Last week the court came down on the side of New Zealand. (The case was in New York because the deed had been established there in 1887 by George Schuyler, the last surviving owner of the yacht America.) San Diego had failed, wrote the judge, "to justify making truly radical and fundamental changes in the deed...."
Now the fun begins. Although the defender has lost the first battle, the war is barely under way, and the SDYC isn't without options. The deed of gift requires the challenger to specify the waterline length of the boat it proposes to challenge with and allows it to choose the date of the match. When the parties can't agree on the conditions of the match, the defender must be given at least 10 months notice to meet the challenge at a site of the defender's choosing. Even if the SDYC should decide not to appeal (the club had scheduled a news conference for Dec. 2 at which it would presumably announce its intentions) and to accept the challenge on Fay's terms, it might still try to thwart Fay's intentions. It could change the venue of the races, possibly to Hawaii, where high winds could put Fay's so-called supermaxi, which was designed for San Diego's light winds, at a disadvantage, or it could meet the challenge of New Zealand's big single-hull design with an equally large multihull boat—a catamaran or trimaran. Existing racing catamarans that measure 80 feet achieve speeds of 22 to 24 knots, a good 10 knots faster than monohulls of the same length. Roger Marshall, a naval architect in Jamestown, R.I., estimates that a catamaran with a 90-foot waterline might go as fast as 35 to 40 knots—so fast, he says, it would never need to set a spinnaker. Whether these design variations would be legal in America's Cup competition, however, might require further judicial interpretation.

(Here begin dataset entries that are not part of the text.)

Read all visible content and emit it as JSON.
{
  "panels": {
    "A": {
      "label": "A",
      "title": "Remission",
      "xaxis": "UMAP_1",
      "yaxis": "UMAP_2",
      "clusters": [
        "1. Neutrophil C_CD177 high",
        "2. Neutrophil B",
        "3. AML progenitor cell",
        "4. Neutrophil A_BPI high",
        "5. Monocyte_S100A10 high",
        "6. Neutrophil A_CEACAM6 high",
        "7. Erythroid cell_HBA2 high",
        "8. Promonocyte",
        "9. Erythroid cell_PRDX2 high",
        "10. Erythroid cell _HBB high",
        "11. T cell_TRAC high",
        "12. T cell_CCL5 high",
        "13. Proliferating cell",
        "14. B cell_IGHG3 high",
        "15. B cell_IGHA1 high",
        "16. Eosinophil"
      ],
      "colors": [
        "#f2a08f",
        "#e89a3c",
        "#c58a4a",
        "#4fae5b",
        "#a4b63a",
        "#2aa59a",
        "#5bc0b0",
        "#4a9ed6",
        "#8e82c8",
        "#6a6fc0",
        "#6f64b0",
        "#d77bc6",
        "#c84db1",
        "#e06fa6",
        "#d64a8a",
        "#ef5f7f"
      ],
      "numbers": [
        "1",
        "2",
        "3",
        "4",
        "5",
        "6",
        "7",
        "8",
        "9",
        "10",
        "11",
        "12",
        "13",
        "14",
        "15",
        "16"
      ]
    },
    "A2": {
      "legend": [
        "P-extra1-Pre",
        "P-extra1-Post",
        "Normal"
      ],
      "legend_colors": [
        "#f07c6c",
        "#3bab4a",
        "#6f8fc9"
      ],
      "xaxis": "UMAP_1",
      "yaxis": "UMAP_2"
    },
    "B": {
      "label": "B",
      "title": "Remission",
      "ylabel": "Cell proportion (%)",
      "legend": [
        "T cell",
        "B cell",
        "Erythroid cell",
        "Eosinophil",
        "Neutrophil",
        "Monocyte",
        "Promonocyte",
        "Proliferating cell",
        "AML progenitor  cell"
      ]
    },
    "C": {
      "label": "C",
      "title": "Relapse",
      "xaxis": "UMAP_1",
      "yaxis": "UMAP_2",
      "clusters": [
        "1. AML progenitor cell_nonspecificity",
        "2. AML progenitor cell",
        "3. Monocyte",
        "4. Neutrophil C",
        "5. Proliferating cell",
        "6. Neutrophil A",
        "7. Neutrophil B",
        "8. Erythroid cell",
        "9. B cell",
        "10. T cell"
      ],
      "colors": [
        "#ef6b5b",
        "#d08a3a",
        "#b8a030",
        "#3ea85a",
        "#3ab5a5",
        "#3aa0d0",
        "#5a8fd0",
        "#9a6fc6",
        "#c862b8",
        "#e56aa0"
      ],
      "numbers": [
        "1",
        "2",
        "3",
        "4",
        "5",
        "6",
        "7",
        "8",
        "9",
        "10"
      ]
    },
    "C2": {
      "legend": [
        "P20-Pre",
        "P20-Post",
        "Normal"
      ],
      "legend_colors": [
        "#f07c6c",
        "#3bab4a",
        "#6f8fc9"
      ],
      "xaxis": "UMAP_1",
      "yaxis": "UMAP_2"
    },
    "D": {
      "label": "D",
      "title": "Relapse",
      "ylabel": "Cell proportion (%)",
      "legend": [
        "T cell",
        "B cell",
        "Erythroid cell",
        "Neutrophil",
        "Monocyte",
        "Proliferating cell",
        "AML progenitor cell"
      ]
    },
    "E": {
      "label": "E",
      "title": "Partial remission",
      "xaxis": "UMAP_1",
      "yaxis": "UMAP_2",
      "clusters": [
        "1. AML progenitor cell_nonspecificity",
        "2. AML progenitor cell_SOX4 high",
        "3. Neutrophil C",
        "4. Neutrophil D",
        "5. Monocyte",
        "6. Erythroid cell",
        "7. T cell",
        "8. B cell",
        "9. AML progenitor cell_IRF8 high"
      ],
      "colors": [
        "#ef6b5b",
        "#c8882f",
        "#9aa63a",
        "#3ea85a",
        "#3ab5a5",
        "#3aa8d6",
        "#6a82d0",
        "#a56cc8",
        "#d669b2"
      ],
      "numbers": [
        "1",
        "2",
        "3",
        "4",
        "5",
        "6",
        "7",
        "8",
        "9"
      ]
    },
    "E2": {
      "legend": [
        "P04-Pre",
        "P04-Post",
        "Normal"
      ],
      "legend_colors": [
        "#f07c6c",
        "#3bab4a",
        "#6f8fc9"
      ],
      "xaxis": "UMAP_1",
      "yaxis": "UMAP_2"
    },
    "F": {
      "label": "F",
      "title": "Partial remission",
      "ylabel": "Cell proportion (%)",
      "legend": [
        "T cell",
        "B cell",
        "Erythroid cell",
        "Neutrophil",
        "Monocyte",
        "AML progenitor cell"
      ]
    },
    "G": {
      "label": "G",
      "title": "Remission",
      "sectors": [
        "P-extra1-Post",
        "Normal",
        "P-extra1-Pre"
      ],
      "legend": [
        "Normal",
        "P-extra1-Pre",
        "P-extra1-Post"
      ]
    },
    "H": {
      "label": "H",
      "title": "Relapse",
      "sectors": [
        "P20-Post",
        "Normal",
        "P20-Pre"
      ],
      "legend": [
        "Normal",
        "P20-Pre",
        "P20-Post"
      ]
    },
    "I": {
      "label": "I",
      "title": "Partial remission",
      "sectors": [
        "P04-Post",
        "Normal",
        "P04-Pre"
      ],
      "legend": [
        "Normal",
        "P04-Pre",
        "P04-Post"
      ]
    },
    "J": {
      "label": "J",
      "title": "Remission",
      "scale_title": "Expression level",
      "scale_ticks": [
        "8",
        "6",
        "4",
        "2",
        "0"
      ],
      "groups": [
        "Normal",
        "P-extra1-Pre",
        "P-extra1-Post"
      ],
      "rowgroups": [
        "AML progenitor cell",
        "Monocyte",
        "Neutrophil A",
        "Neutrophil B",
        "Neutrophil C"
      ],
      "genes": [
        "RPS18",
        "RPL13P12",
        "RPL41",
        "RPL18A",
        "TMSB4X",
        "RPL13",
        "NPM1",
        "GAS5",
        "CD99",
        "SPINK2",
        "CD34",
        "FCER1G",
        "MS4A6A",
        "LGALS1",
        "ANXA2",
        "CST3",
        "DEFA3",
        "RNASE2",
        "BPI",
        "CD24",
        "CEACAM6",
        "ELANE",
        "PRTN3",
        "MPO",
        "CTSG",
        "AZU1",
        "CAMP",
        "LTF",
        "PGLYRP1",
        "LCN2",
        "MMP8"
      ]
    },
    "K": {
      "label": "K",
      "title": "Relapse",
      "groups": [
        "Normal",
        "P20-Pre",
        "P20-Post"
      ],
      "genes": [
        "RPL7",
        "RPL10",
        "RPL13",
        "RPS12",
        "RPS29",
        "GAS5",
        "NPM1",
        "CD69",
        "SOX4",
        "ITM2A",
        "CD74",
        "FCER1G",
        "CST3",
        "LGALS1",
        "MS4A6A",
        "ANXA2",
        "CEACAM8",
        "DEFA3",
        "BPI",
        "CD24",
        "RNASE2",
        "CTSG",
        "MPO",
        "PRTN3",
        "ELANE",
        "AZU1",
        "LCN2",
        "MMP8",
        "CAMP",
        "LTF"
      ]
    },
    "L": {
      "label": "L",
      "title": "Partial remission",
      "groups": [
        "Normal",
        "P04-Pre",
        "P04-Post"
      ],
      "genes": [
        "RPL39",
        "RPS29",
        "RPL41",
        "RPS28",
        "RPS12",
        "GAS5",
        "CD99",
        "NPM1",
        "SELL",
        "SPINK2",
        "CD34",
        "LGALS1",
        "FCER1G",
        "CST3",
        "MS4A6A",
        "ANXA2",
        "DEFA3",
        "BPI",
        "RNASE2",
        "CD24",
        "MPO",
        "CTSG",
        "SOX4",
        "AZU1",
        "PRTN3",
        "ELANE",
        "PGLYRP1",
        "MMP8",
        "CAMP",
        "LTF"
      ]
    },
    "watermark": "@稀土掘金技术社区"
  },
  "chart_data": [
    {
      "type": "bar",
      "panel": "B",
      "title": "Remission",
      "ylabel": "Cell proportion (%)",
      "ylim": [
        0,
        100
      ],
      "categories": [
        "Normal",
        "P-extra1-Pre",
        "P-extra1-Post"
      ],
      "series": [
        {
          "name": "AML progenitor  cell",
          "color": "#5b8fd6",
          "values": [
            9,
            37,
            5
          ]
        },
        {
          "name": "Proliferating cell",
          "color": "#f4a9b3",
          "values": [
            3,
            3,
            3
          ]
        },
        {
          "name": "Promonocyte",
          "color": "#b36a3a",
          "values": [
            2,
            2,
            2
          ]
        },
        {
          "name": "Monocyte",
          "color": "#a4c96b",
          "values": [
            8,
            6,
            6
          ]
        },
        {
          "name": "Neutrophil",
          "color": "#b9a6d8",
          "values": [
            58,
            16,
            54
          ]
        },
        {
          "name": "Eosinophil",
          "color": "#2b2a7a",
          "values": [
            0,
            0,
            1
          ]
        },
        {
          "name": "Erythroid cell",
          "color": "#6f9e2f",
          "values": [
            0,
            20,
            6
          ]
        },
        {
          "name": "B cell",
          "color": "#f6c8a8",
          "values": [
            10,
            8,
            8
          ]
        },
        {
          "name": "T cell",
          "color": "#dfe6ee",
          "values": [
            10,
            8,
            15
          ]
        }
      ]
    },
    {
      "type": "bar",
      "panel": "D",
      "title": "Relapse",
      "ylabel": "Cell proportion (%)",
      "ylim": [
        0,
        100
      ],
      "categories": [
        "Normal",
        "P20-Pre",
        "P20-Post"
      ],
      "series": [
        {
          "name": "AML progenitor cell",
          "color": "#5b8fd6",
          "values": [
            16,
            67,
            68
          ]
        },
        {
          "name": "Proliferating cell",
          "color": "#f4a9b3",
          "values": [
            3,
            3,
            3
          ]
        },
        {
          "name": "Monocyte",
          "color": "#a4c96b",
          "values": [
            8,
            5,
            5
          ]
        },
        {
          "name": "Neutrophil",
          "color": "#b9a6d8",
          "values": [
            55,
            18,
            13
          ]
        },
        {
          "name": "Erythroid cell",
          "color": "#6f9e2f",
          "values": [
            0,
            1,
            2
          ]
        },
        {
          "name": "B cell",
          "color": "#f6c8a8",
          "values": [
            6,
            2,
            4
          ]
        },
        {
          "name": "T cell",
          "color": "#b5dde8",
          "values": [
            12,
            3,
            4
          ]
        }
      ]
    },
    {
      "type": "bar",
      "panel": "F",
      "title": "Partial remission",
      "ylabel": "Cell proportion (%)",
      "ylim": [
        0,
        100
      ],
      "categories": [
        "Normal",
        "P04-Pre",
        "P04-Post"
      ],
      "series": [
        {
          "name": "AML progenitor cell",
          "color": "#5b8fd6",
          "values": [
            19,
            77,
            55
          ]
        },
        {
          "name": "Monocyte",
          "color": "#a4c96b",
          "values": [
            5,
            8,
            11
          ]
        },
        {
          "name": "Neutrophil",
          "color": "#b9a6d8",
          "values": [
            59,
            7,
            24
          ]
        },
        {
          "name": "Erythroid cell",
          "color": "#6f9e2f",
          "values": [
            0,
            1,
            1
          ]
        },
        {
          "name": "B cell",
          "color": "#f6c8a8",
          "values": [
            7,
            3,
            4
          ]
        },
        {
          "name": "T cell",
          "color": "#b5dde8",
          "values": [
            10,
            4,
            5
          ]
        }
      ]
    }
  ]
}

Although the deed says that San Diego must deal with challenges in the order they are received (and San Diego now claims, belatedly, that a British and an Australian challenge actually preceded Fay's), Fay has said he is willing to compete with would-be challengers from other nations in an elimination series before the Cup races. Dennis Conner, the victorious U.S. skipper of 1987, who received word of the decision while in Australia on business, is skeptical, to put it mildly. "It will be a race between America and New Zealand with the rest of the world shut out," said Conner. "I don't believe Michael Fay wants an international series, anyway. He doesn't want competition. That's why he's done this. He wants to win the Cup any way he can."
"If we went anywhere else [besides San Diego], it would be with the idea of guaranteeing an America's Cup for San Diego in 1991," says Malin Burnham, CEO of Sail America, the organization managing the defense. "If we have to race Fay in 1988, we want to be sure we can put his challenge away with little trouble. We don't want to do anything to risk San Diego losing the 1991 series."
In a sense, last week's decision was a case of Conner's chickens, hatched in Australia a year ago, coming home to roost. It was Conner, abetted by Burnham and the Sail America syndicate, who questioned the legality of Kiwi Magic's fiberglass hull, and Conner himself who said, before the world yachting press, "Why would you [build a fiberglass boat] unless you wanted to cheat?" Conner won the Cup, but with that one rhetorical question he also won the undying enmity of Fay and a lot of other New Zealanders.